Prasad Vineet, Arashpour Mehrdad
Department of Civil Engineering, Monash University, Melbourne, Australia.
J Environ Manage. 2024 Dec;372:123365. doi: 10.1016/j.jenvman.2024.123365. Epub 2024 Nov 24.
Efficient recycling strategies are crucial for mitigating the adverse environmental impacts of escalating construction and demolition waste (CDW). While automated identification via deep-learning is a promising direction, localizing CDW recyclables is uniquely challenging due to significant clutter and compositional complexity. Recognizing that accurate and fast localization is a strong prerequisite for swift robotic action, this study provides a comprehensive assessment of state-of-the-art (s.o.t.a) real-time instance segmentation of recyclables from complex CDW streams. Unlike previous studies that simplify the real-world conditions, this study curates and employs a high-quality CDW instance segmentation dataset tailored to capture often-ignored domain intricacies such as deformation, contamination, intricate class distinctions, scale variations, and high levels of clutter, ensuring practical applicability. The results show that even advanced networks struggle with complexity of real CDW streams due to high clutter, with segmentation accuracy not surpassing 50%. To address this, the study proposes integrating patch-based inferencing techniques, which help the model focus on cluttered regions more effectively, boosting overall performance by a notable 12.9%. Additionally, to enhance the zero-shot capabilities of s.o.t.a prompt-based real-time segmentation for identifying CDW recyclables, a simple yet effective domain-transfer framework is proposed, substantially increasing number of correct mask predictions by 68%. This study serves as a practical reference for applying deep-learning tools in automated environmental management tasks such as waste sorting and suggests the best architectural framework for practical use.

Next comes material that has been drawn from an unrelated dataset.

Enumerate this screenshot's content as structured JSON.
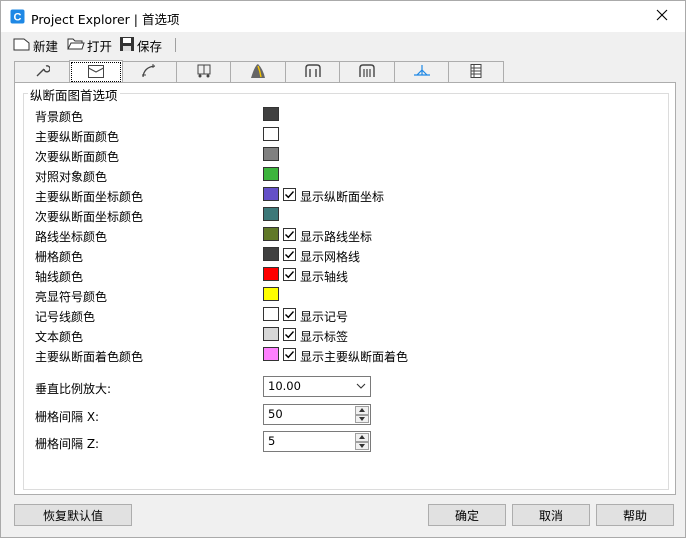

高效的回收策略对于减轻不断增加的建筑与拆除废物(CDW)对环境的不利影响至关重要。虽然通过深度学习进行自动识别是一个有前景的方向,但由于大量的杂物和成分复杂性,对CDW可回收物进行定位具有独特的挑战性。认识到准确快速的定位是机器人迅速行动的重要前提,本研究对从复杂CDW流中实时分割可回收物的最新技术(s.o.t.a)进行了全面评估。与以往简化现实世界条件的研究不同,本研究精心策划并使用了一个高质量的CDW实例分割数据集,该数据集专门用于捕捉经常被忽视的领域复杂性,如变形、污染、复杂的类别区分、尺度变化和高度杂乱,以确保实际适用性。结果表明,由于杂物过多,即使是先进的网络也难以应对真实CDW流的复杂性,分割准确率不超过50%。为了解决这个问题,该研究提出整合基于补丁的推理技术,这有助于模型更有效地关注杂乱区域,显著提高整体性能12.9%。此外,为了增强用于识别CDW可回收物的基于提示的实时分割的零样本能力,提出了一个简单而有效的域转移框架,将正确掩码预测的数量大幅增加了68%。本研究为在诸如垃圾分类等自动环境管理任务中应用深度学习工具提供了实际参考,并提出了实际使用的最佳架构框架。